One cocaine dealer, Mr. X (whose identity is protected by a publication ban, for his safety), testified that he paid the officer $20,000 a month – an arrangement that essentially allowed him to deal drugs with impunity.

Justice Clark had harsh words for the officer Tuesday, admonishing his “sheer, unbridled greed.”

“Craig Ruthowsky is, at base, a man of profoundly flawed character,” he ruled. “He chose to break the law because it was lucrative to do so. He was arrogant enough to think he could do so with impunity.”

Though it was only one officer on trial, the proceedings shed light on corruption within the Hamilton Police Service’s guns and gangs unit: a rogue team that operated out of a decommissioned police station, with a “profound lack of supervision,” Justice Clark noted.

Evidence – including cash, drugs and guns – was stored on the same shelves where officers kept their personal belongings. Notes were haphazard. Informants were kept off the books.

As the guns and gangs unit’s star investigator, with the largest roster of informants in the entire force, Det. Const. Ruthowsky held a position of trust that allowed him to commit his crimes, Justice Clark said Tuesday.

And while he noted that Det. Const. Ruthowsky took every instance on the stand to praise himself and disparaged his fellow officers, Justice Clark said that “it was he who was the woefully substandard officer.”

“These are not victimless crimes,” he said. “That could not be more obvious. The victim is society.”

Det. Const. Ruthowsky has remained on the Hamilton Police payroll throughout his trial – despite having been suspended from the service since 2012. He has been paid roughly $570,000 in that time, HPS spokesperson Jackie Penman confirmed in an e-mail Tuesday evening.

Though he was charged criminally in 2012, the charges were stayed in 2013 because it was argued that a trial risked identifying informants.

It was not until 2015 that these charges were laid by the Toronto Police Service as part of a larger drug and gang investigation, after the suspended officer was overheard in a wiretapped phone call giving a drug dealer advice.

Det. Const. Ruthowsky tried to justify that conversation and his relationships with the drug dealers, arguing during his testimony that they were informants that he was using for information – an explanation Justice Clark ruled was “so implausible it borders on farcical.”

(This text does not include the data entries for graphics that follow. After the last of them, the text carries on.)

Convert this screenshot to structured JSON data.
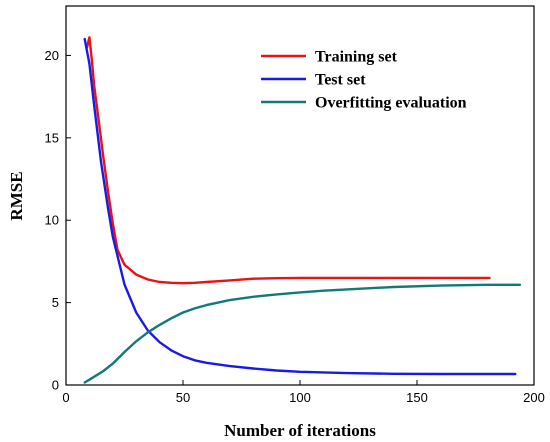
{
  "chart_data": {
    "type": "line",
    "title": "",
    "xlabel": "Number of iterations",
    "ylabel": "RMSE",
    "xlim": [
      0,
      200
    ],
    "ylim": [
      0,
      23
    ],
    "xticks": [
      0,
      50,
      100,
      150,
      200
    ],
    "yticks": [
      0,
      5,
      10,
      15,
      20
    ],
    "grid": false,
    "legend_position": "top-right",
    "series": [
      {
        "name": "Training set",
        "color": "#ee1111",
        "x": [
          9,
          10,
          11,
          12,
          14,
          16,
          18,
          20,
          22,
          25,
          30,
          35,
          40,
          45,
          50,
          55,
          60,
          70,
          80,
          90,
          100,
          120,
          140,
          160,
          181
        ],
        "y": [
          20.5,
          21.1,
          19.8,
          18.2,
          16.0,
          13.8,
          11.7,
          9.8,
          8.2,
          7.3,
          6.7,
          6.4,
          6.25,
          6.2,
          6.18,
          6.2,
          6.25,
          6.35,
          6.45,
          6.48,
          6.5,
          6.5,
          6.5,
          6.5,
          6.5
        ]
      },
      {
        "name": "Test set",
        "color": "#1a1ae6",
        "x": [
          8,
          10,
          12,
          15,
          18,
          20,
          25,
          30,
          35,
          40,
          45,
          50,
          55,
          60,
          70,
          80,
          90,
          100,
          120,
          140,
          160,
          180,
          192
        ],
        "y": [
          21.0,
          19.5,
          17.0,
          13.5,
          10.7,
          9.0,
          6.1,
          4.4,
          3.3,
          2.6,
          2.1,
          1.75,
          1.5,
          1.35,
          1.15,
          1.0,
          0.88,
          0.8,
          0.72,
          0.68,
          0.67,
          0.67,
          0.67
        ]
      },
      {
        "name": "Overfitting evaluation",
        "color": "#117a78",
        "x": [
          8,
          12,
          16,
          20,
          25,
          30,
          35,
          40,
          45,
          50,
          55,
          60,
          70,
          80,
          90,
          100,
          110,
          120,
          140,
          160,
          180,
          194
        ],
        "y": [
          0.15,
          0.5,
          0.85,
          1.3,
          2.0,
          2.65,
          3.2,
          3.65,
          4.05,
          4.4,
          4.65,
          4.85,
          5.15,
          5.35,
          5.5,
          5.62,
          5.72,
          5.8,
          5.95,
          6.03,
          6.08,
          6.08
        ]
      }
    ]
  }
}
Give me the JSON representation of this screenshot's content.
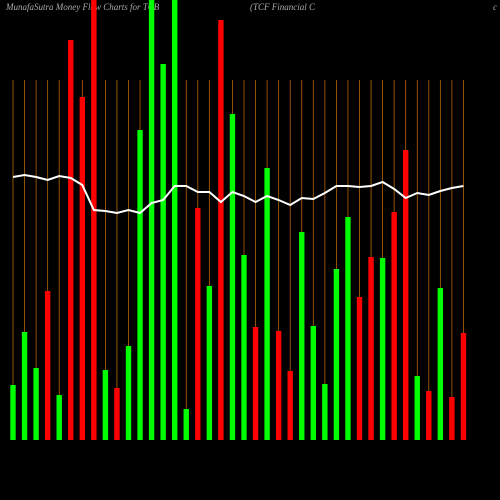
{
  "chart_data": {
    "type": "bar",
    "title": "MunafaSutra  Money Flow  Charts for TCB",
    "subtitle": "(TCF Financial C",
    "corner_text": "c",
    "values": [
      55,
      108,
      72,
      149,
      45,
      400,
      343,
      440,
      70,
      52,
      94,
      310,
      440,
      376,
      440,
      31,
      232,
      154,
      420,
      326,
      185,
      113,
      272,
      109,
      69,
      208,
      114,
      56,
      171,
      223,
      143,
      183,
      182,
      228,
      290,
      64,
      49,
      152,
      43,
      107
    ],
    "colors": [
      "#00ff00",
      "#00ff00",
      "#00ff00",
      "#ff0000",
      "#00ff00",
      "#ff0000",
      "#ff0000",
      "#ff0000",
      "#00ff00",
      "#ff0000",
      "#00ff00",
      "#00ff00",
      "#00ff00",
      "#00ff00",
      "#00ff00",
      "#00ff00",
      "#ff0000",
      "#00ff00",
      "#ff0000",
      "#00ff00",
      "#00ff00",
      "#ff0000",
      "#00ff00",
      "#ff0000",
      "#ff0000",
      "#00ff00",
      "#00ff00",
      "#00ff00",
      "#00ff00",
      "#00ff00",
      "#ff0000",
      "#ff0000",
      "#00ff00",
      "#ff0000",
      "#ff0000",
      "#00ff00",
      "#ff0000",
      "#00ff00",
      "#ff0000",
      "#ff0000"
    ],
    "line": [
      263,
      265,
      263,
      260,
      264,
      262,
      255,
      230,
      229,
      227,
      230,
      227,
      237,
      240,
      254,
      254,
      248,
      248,
      238,
      248,
      244,
      238,
      244,
      240,
      235,
      242,
      241,
      247,
      254,
      254,
      253,
      254,
      258,
      251,
      242,
      247,
      245,
      249,
      252,
      254
    ],
    "line_color": "#ffffff",
    "grid_color": "#b8650a",
    "ylim": [
      0,
      440
    ]
  }
}
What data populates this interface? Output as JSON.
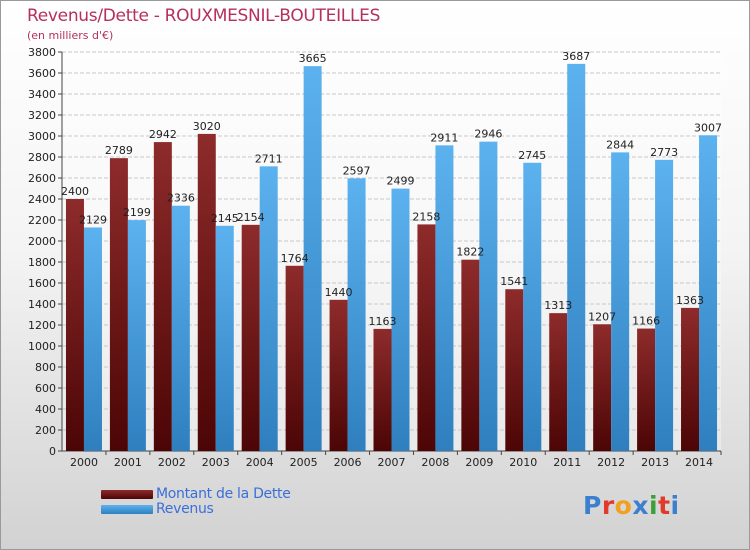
{
  "header": {
    "title": "Revenus/Dette - ROUXMESNIL-BOUTEILLES",
    "subtitle": "(en milliers d'€)"
  },
  "legend": {
    "dette_label": "Montant de la Dette",
    "revenus_label": "Revenus"
  },
  "logo": {
    "letters": [
      "P",
      "r",
      "o",
      "x",
      "i",
      "t",
      "i"
    ]
  },
  "colors": {
    "dette": "#7a1a1a",
    "revenus": "#4aa0e0",
    "title": "#b5305a",
    "legend_text": "#3a6fd8",
    "logo": [
      "#3a7fd0",
      "#e23a2a",
      "#f2a020",
      "#3a7fd0",
      "#3aa03a",
      "#e23a2a",
      "#3a7fd0"
    ]
  },
  "chart_data": {
    "type": "bar",
    "title": "Revenus/Dette - ROUXMESNIL-BOUTEILLES",
    "subtitle": "(en milliers d'€)",
    "categories": [
      "2000",
      "2001",
      "2002",
      "2003",
      "2004",
      "2005",
      "2006",
      "2007",
      "2008",
      "2009",
      "2010",
      "2011",
      "2012",
      "2013",
      "2014"
    ],
    "series": [
      {
        "name": "Montant de la Dette",
        "values": [
          2400,
          2789,
          2942,
          3020,
          2154,
          1764,
          1440,
          1163,
          2158,
          1822,
          1541,
          1313,
          1207,
          1166,
          1363
        ],
        "labels": [
          "2400",
          "2789",
          "2942",
          "3020",
          "2154",
          "1764",
          "1440",
          "1163",
          "2158",
          "1822",
          "1541",
          "1313",
          "1207",
          "1166",
          "1363"
        ]
      },
      {
        "name": "Revenus",
        "values": [
          2129,
          2199,
          2336,
          2145,
          2711,
          3665,
          2597,
          2499,
          2911,
          2946,
          2745,
          3687,
          2844,
          2773,
          3007
        ],
        "labels": [
          "2129",
          "2199",
          "2336",
          "2145",
          "2711",
          "3665",
          "2597",
          "2499",
          "2911",
          "2946",
          "2745",
          "3687",
          "2844",
          "2773",
          "3007"
        ]
      }
    ],
    "ylim": [
      0,
      3800
    ],
    "ytick_step": 200,
    "yticks": [
      "0",
      "200",
      "400",
      "600",
      "800",
      "1000",
      "1200",
      "1400",
      "1600",
      "1800",
      "2000",
      "2200",
      "2400",
      "2600",
      "2800",
      "3000",
      "3200",
      "3400",
      "3600",
      "3800"
    ],
    "xlabel": "",
    "ylabel": "",
    "grid": true,
    "legend_position": "bottom-left"
  }
}
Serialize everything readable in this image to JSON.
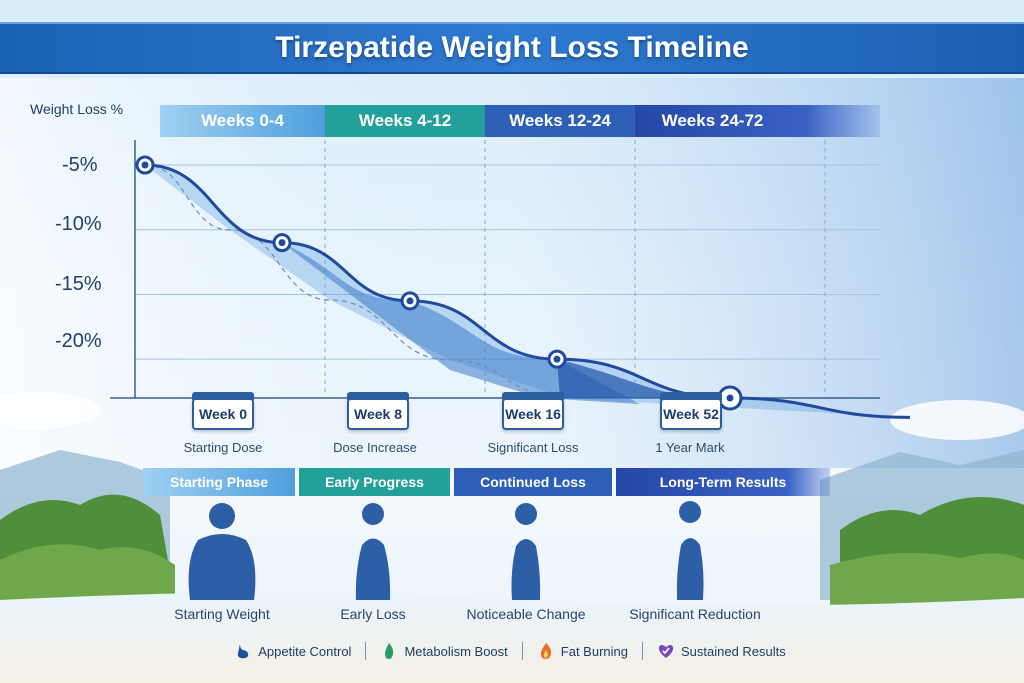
{
  "title": "Tirzepatide Weight Loss Timeline",
  "colors": {
    "title_bar": "#1f63b3",
    "phase1": "#5aa8e0",
    "phase2": "#24a09a",
    "phase3": "#2c5fb5",
    "phase4": "#2447a8",
    "curve": "#1f4a9e"
  },
  "chart_data": {
    "type": "line",
    "ylabel": "Weight Loss %",
    "yticks": [
      "-5%",
      "-10%",
      "-15%",
      "-20%"
    ],
    "ylim": [
      -23,
      -3
    ],
    "x_labels": [
      "Week 0",
      "Week 8",
      "Week 16",
      "Week 52"
    ],
    "series": [
      {
        "values": [
          -5,
          -11,
          -15.5,
          -20,
          -23
        ]
      }
    ],
    "grid": true
  },
  "phases": [
    "Weeks 0-4",
    "Weeks 4-12",
    "Weeks 12-24",
    "Weeks 24-72"
  ],
  "milestones": [
    {
      "week": "Week 0",
      "label": "Starting Dose"
    },
    {
      "week": "Week 8",
      "label": "Dose Increase"
    },
    {
      "week": "Week 16",
      "label": "Significant Loss"
    },
    {
      "week": "Week 52",
      "label": "1 Year Mark"
    }
  ],
  "stages": [
    {
      "title": "Starting Phase",
      "caption": "Starting Weight"
    },
    {
      "title": "Early Progress",
      "caption": "Early Loss"
    },
    {
      "title": "Continued Loss",
      "caption": "Noticeable Change"
    },
    {
      "title": "Long-Term Results",
      "caption": "Significant Reduction"
    }
  ],
  "benefits": [
    {
      "label": "Appetite Control",
      "icon": "stomach-icon"
    },
    {
      "label": "Metabolism Boost",
      "icon": "flame-icon"
    },
    {
      "label": "Fat Burning",
      "icon": "fire-icon"
    },
    {
      "label": "Sustained Results",
      "icon": "heart-icon"
    }
  ]
}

He said it is clear even today that the officer ”has absolutely no insight into the profoundly wrongful nature of his actions.”

“He didn’t take a cent,” Det. Const. Ruthowsky’s mother yelled at reporters outside the courtroom afterwards, before being led away by her daughter.

The jury heard from a forensic accountant at trial, who testified that the Ruthowsky family had $130,000 of unexplained income between 2011 and 2015. The couple bought new vehicles, did extensive renovations, and made deposits on two condos during that time.

”It certainly begs the question of how much his wife knew,” Justice Clark noted Tuesday.

Defence lawyer Greg Lafontaine called the comment unfair.

“My client’s wife was not before the court, she was not possessed of the ability to defend herself against any slur on her integrity, on her reputation,” he said in an e-mail afterwards. “In the circumstances, it was, with respect, entirely unfair to float up the spectre of complicity on her part.”

Det. Const. Ruthowsky has appealed the conviction, claiming among other things that the judge exhibited bias throughout the trial through eye rolls and audible sighs – particularly during his own testimony.

He will be back in court Thursday, seeking bail pending appeal.

This fall, Det. Const. Ruthowsky will face a preliminary inquiry into another 16 charges laid against him last year. Among those allegations is that he conspired to plant guns – including a TEC-9 machine gun and a .380-calibre handgun – on two different people.